The world of automation is confusing enough and the acronym soup — AI, ML, OCR, ICR, RPA — adopted by vendors makes it more so. Here, we aim to define the terminology you’re hearing, explain how they are different and, hopefully, educate you on what’s best for your use case.
Advanced automation technologies have been around forever, but are growing in adoption now because of the stiff challenges facing today’s businesses to do things faster, cheaper and, ultimately, better. Every company has tedious processes — think about how you automate data entry or data extraction — that are begging to be simplified. Examples of these types of documents include invoices, insurance claims, medical forms, and mortgage documents. These processes are terrible for your business: your workers struggle with the monotony of the tasks and paying them to manage tactical processes is taking away from more important work and, in many instances, their professional growth.
It’s easy to identify the processes that need automation. The tough part is finding the right solution in a sea of automation technologies. The automation industry is intimidating, and it’s easy to get tripped up understanding the differences in each of the technologies and which is best suited for you.
What follows is a guide for you to navigate the automation world. We’ll define the acronyms: optical character recognition (OCR), intelligent character recognition (ICR), robotic process automation (RPA), machine learning (ML) and automated machine learning (AutoML). We’ll define each term, explain the benefits of each and get you on the way to automating processes that are bogging down your workforce.
AI as a field in computer science has been around for generations, but has had a rebirth over the last decade as innovators think of cutting edge ways to apply it. In essence, AI is a field of computer science that attempts to mimic human intelligence with algorithms. Digital voice assistants — like Alexa and Siri — are examples of AI that we commonly use that simplify our lives as consumers. Applications are endless - and virtuous, too. In healthcare, AI is being used to reduce time spent on operational tasks — extracting information from medical records, for example, which Impira plays a role in — but also in the fight against COVID-19. At MIT, researchers have developed AI that detects asymptomatic COVID-19 through recorded coughs in a cell phone.

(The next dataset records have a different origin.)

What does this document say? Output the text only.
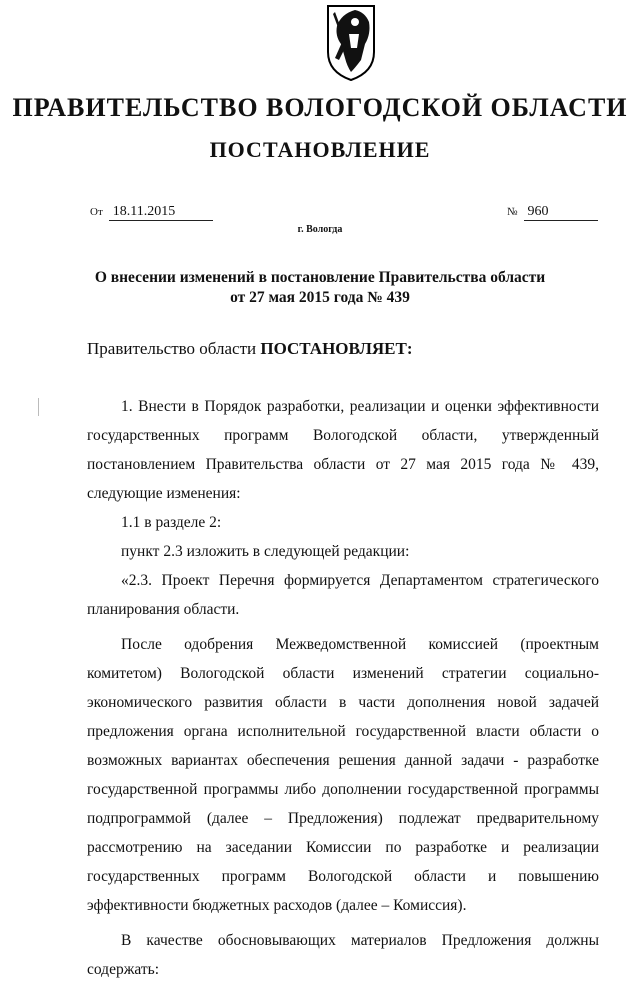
ПРАВИТЕЛЬСТВО ВОЛОГОДСКОЙ ОБЛАСТИ
ПОСТАНОВЛЕНИЕ
От 18.11.2015	№ 960
г. Вологда
О внесении изменений в постановление Правительства области
от 27 мая 2015 года № 439
Правительство области ПОСТАНОВЛЯЕТ:

1. Внести в Порядок разработки, реализации и оценки эффективности государственных программ Вологодской области, утвержденный постановлением Правительства области от 27 мая 2015 года № 439, следующие изменения:

1.1 в разделе 2:

пункт 2.3 изложить в следующей редакции:

«2.3. Проект Перечня формируется Департаментом стратегического планирования области.

После одобрения Межведомственной комиссией (проектным комитетом) Вологодской области изменений стратегии социально-экономического развития области в части дополнения новой задачей предложения органа исполнительной государственной власти области о возможных вариантах обеспечения решения данной задачи - разработке государственной программы либо дополнении государственной программы подпрограммой (далее – Предложения) подлежат предварительному рассмотрению на заседании Комиссии по разработке и реализации государственных программ Вологодской области и повышению эффективности бюджетных расходов (далее – Комиссия).

В качестве обосновывающих материалов Предложения должны содержать:
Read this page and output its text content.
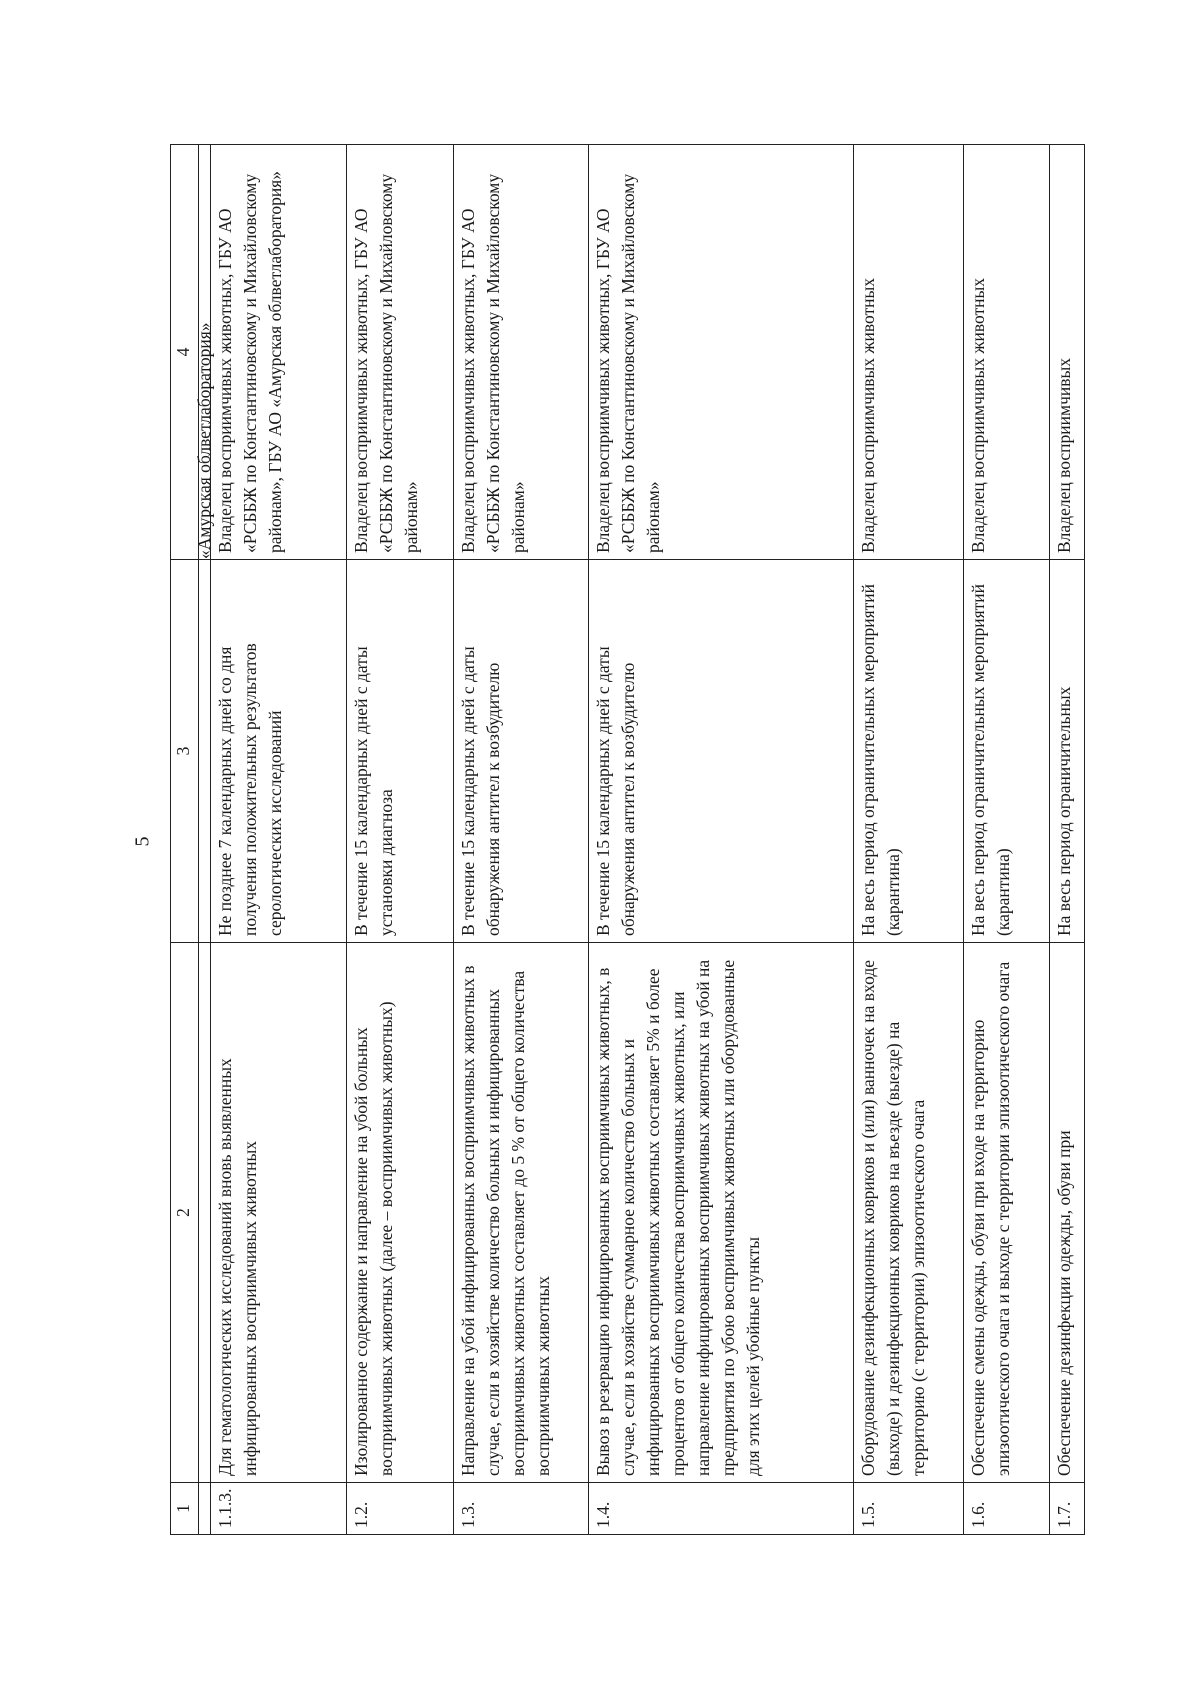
5
1	2	3	4
			«Амурская облветлаборатория»
1.1.3.	Для гематологических исследований вновь выявленных инфицированных восприимчивых животных	Не позднее 7 календарных дней со дня получения положительных результатов серологических исследований	Владелец восприимчивых животных, ГБУ АО «РСББЖ по Константиновскому и Михайловскому районам», ГБУ АО «Амурская облветлаборатория»
1.2.	Изолированное содержание и направление на убой больных восприимчивых животных (далее – восприимчивых животных)	В течение 15 календарных дней с даты установки диагноза	Владелец восприимчивых животных, ГБУ АО «РСББЖ по Константиновскому и Михайловскому районам»
1.3.	Направление на убой инфицированных восприимчивых животных в случае, если в хозяйстве количество больных и инфицированных восприимчивых животных составляет до 5 % от общего количества восприимчивых животных	В течение 15 календарных дней с даты обнаружения антител к возбудителю	Владелец восприимчивых животных, ГБУ АО «РСББЖ по Константиновскому и Михайловскому районам»
1.4.	Вывоз в резервацию инфицированных восприимчивых животных, в случае, если в хозяйстве суммарное количество больных и инфицированных восприимчивых животных составляет 5% и более процентов от общего количества восприимчивых животных, или направление инфицированных восприимчивых животных на убой на предприятия по убою восприимчивых животных или оборудованные для этих целей убойные пункты	В течение 15 календарных дней с даты обнаружения антител к возбудителю	Владелец восприимчивых животных, ГБУ АО «РСББЖ по Константиновскому и Михайловскому районам»
1.5.	Оборудование дезинфекционных ковриков и (или) ванночек на входе (выходе) и дезинфекционных ковриков на въезде (выезде) на территорию (с территории) эпизоотического очага	На весь период ограничительных мероприятий (карантина)	Владелец восприимчивых животных
1.6.	Обеспечение смены одежды, обуви при входе на территорию эпизоотического очага и выходе с территории эпизоотического очага	На весь период ограничительных мероприятий (карантина)	Владелец восприимчивых животных
1.7.	Обеспечение дезинфекции одежды, обуви при	На весь период ограничительных	Владелец восприимчивых
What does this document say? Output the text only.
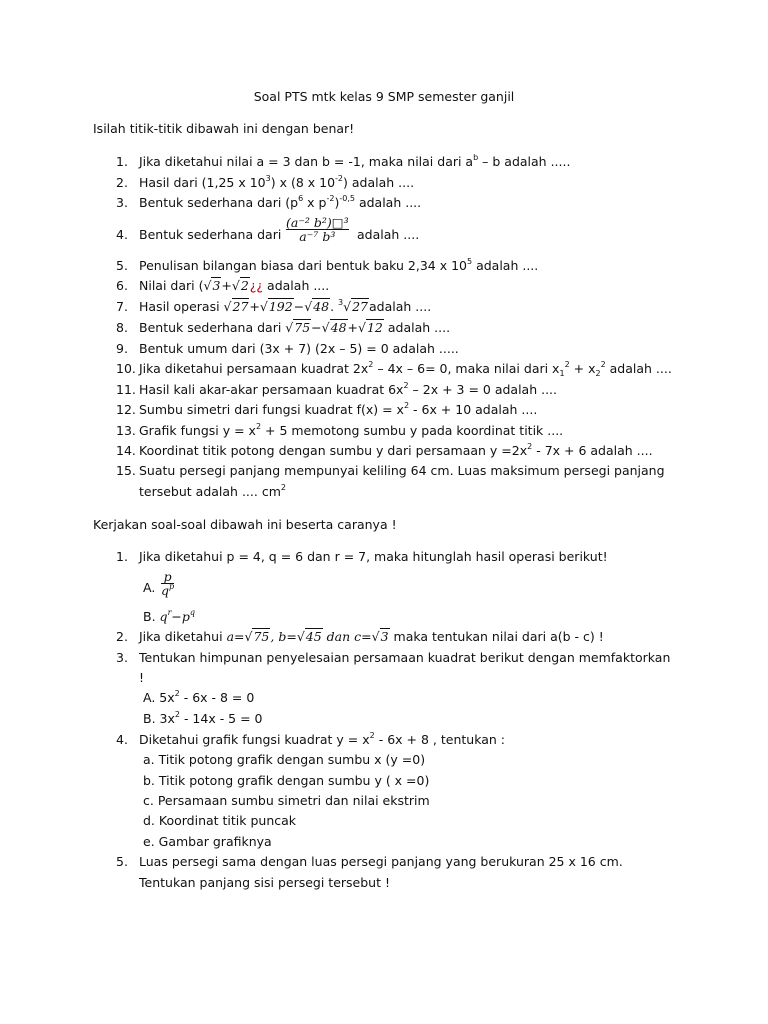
Soal PTS mtk kelas 9 SMP semester ganjil
Isilah titik-titik dibawah ini dengan benar!
1. Jika diketahui nilai a = 3 dan b = -1, maka nilai dari $a^b$ – b adalah .....
2. Hasil dari (1,25 x $10^3$) x (8 x $10^{-2}$) adalah ....
3. Bentuk sederhana dari ($p^6$ x $p^{-2})^{-0,5}$ adalah ....
4. Bentuk sederhana dari $\frac{\text{(a⁻² b²)□³}}{\text{a⁻⁷ b³}}$ adalah ....
5. Penulisan bilangan biasa dari bentuk baku 2,34 x $10^5$ adalah ....
6. Nilai dari (√3+√2¿¿ adalah ....
7. Hasil operasi √27+√192−√48. $^3$√27adalah ....
8. Bentuk sederhana dari √75−√48+√12 adalah ....
9. Bentuk umum dari (3x + 7) (2x – 5) = 0 adalah .....
10. Jika diketahui persamaan kuadrat $2x^2 - 4x - 6= 0$, maka nilai dari $x_1^2 + x_2^2$ adalah ....
11. Hasil kali akar-akar persamaan kuadrat $6x^2 - 2x + 3 = 0$ adalah ....
12. Sumbu simetri dari fungsi kuadrat $f(x) = x^2 - 6x + 10$ adalah ....
13. Grafik fungsi $y = x^2 + 5$ memotong sumbu y pada koordinat titik ....
14. Koordinat titik potong dengan sumbu y dari persamaan $y =2x^2 - 7x + 6$ adalah ....
15. Suatu persegi panjang mempunyai keliling 64 cm. Luas maksimum persegi panjang
tersebut adalah .... $cm^2$
Kerjakan soal-soal dibawah ini beserta caranya !
1. Jika diketahui p = 4, q = 6 dan r = 7, maka hitunglah hasil operasi berikut!
A. $\frac{p}{q^p}$
B. $q^r-p^q$
2. Jika diketahui a=√75, b=√45 dan c=√3 maka tentukan nilai dari a(b - c) !
3. Tentukan himpunan penyelesaian persamaan kuadrat berikut dengan memfaktorkan
!
A. $5x^2 - 6x - 8 = 0$
B. $3x^2 - 14x - 5 = 0$
4. Diketahui grafik fungsi kuadrat $y = x^2 - 6x + 8$ , tentukan :
a. Titik potong grafik dengan sumbu x (y =0)
b. Titik potong grafik dengan sumbu y ( x =0)
c. Persamaan sumbu simetri dan nilai ekstrim
d. Koordinat titik puncak
e. Gambar grafiknya
5. Luas persegi sama dengan luas persegi panjang yang berukuran 25 x 16 cm.
Tentukan panjang sisi persegi tersebut !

Much of the technology we’ll talk about in this post is a subset of AI. The benefits of AI are vast: done well, AI reduces the number of people needed for tasks. A retailer may currently have hundreds of employees specifically trained to input product information. AI solutions can eliminate most of them by training a computer system to automate those processes, freeing up headcount for more strategic work.
RPA falls firmly into the business process automation camp, helping companies automate mundane tasks. RPA tools work by “mimicking the actions of human users, memorizing the steps of a particular workflow within a particular UI and then replicating those steps without humans in the mix. This approach is effective for automating static workflows that occur within an environment — such as a payroll application — and deal with highly structured data, like employee records.
RPA is not ideal for anything that’s off script, which includes handling unstructured data or dealing with multiple-choice outcomes. In order to automate the processing of richer unstructured data and reap the tremendous efficiency gains that come from doing so, enterprises must look beyond RPA.
When coupled with some of the intelligent applications we discuss below, RPA can be a solution for more complicated tasks but it is very limited as an intelligent automation technology.
Using OCR technology, users can convert pixels to characters of text, with additional metadata including geometry, size, and page number. The technology has been around since the 1970s with legacy companies like Xerox, Oracle, Kofax among the early entrants. Many of the first eCommerce sites were built on the power of OCR services.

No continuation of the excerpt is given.